Con su enfoque teórico, con su ética personal, con su política hacia lo público, con ese amor -no hay que tenerle miedo a la palabra amor- por Cuba y por los cubanos, se entiende lo que Martínez Heredia llamó «la fuerza del pueblo». Es también la propia, personal, fuerza, de su legado. La fuerza de Fernando Martínez Heredia es la de saber, poder y atreverse a admirar, respetar (y a hacer política con y hacia el pueblo de Cuba), como merece ese pueblo cantado en las cuartetas que tanto gustaba a Martínez Heredia recitar, con memoria de elefante, sonrisa guitarrona y, siempre, con un orgullo, muy contagioso, de ser cubano. Por todo esto, Fernando, diremos, contigo y con Ñico Saquito: si lo que quieren es tumba, tumba le vamos a dar.
Bibliografía
Fontana, Josep (2010): La historia de los hombres. El siglo XX. 1ª ed., 2ª reimp. Barcelona: Crítica (Biblioteca de Bolsillo, 81).

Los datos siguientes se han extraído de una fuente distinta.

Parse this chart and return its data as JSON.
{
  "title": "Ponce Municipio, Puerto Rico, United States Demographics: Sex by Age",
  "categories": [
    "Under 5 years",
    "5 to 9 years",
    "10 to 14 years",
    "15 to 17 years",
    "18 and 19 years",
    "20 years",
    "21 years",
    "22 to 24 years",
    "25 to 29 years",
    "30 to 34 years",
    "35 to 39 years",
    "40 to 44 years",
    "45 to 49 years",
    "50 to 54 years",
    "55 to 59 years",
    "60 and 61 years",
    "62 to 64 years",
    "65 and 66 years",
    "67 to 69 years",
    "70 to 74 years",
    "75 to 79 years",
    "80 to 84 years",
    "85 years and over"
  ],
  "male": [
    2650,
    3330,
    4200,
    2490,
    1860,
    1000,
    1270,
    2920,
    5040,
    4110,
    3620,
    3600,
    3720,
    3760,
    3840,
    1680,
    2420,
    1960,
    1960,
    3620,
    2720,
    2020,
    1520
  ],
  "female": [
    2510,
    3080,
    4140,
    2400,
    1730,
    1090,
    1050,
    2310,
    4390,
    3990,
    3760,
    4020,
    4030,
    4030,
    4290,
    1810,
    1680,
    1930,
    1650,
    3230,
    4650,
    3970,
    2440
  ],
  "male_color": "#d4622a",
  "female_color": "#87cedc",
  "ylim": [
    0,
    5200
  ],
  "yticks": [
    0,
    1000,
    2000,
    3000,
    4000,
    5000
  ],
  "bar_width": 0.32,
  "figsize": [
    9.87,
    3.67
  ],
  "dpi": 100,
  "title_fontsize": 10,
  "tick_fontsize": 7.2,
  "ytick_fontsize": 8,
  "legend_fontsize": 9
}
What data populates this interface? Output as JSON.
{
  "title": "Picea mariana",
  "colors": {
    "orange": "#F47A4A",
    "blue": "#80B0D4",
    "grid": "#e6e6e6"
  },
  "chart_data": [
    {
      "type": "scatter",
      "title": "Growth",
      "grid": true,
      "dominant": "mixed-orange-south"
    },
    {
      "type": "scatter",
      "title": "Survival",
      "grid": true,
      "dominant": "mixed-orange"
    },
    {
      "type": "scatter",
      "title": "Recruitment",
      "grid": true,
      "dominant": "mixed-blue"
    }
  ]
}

Martínez Heredia, Fernando (1999): «La fuerza del pueblo». En Temas (no. 16-17, octubre de 1998- junio), pp. 82-93.
Martínez Heredia, Fernando (2000): «Nacionalizando la nación. Reformulación de la hegemonía en la segunda república cubana». En Ana Vera Estrada (Ed.): Pensamiento y tradiciones populares. Estudios de identidad cultural cubana y latinoamericana. La Habana: Centro de Investigación y Desarrollo de la Cultura Cubana Juan Marinello.
Martínez Heredia, Fernando (2001): «Ricardo Batrell empuña la pluma». En Orlando García Martínez, Fernando Martínez Heredia, Rebecca Jarvis Scott (Eds.): Espacios, silencios y los sentidos de la libertad. Cuba entre 1878 y 1912. La Habana: Ediciones Unión (Colección Clío).
Martínez Heredia, Fernando (2002): «El pueblo de Cuba y el 20 de mayo». En La Gaceta de Cuba (No. 4, UNEAC, La Habana, jul.-ago.).
Nota:
[1] Fontana lo ha explicado así: «El tema tomó una dimensión política inmediata con motivo de las discusiones respecto de la política que se debía seguir en China. Los que pensaban que la sociedad china estaba en una fase feudal propugnaban la alianza de los comunistas con la burguesía nacional para hacer la revolución burguesa como etapa previa a la socialista; los que suponían, como Trotski, que ya estaba en pleno capitalismo, no veían otra salida que la hegemonía del proletariado. Pensar, en cambio, que China se pudiera hallar en el tránsito del modo de producción asiático al capitalismo dejaba a los teóricos sin recetas para formular una línea de actuación. El resultado práctico de esta confusión fue el caos de la política china, que acabó en un desastre a costa de muchas vidas humanas.» Fontana 2010 imp, p. 63.
Julio César Guanche es un jurista y filósofo político cubano, miembro del Consejo Editorial de Sin Permiso, muy representativo de una nueva y brillante generación de intelectuales cubanos partidarios de una visión republicano-democrática del socialismo.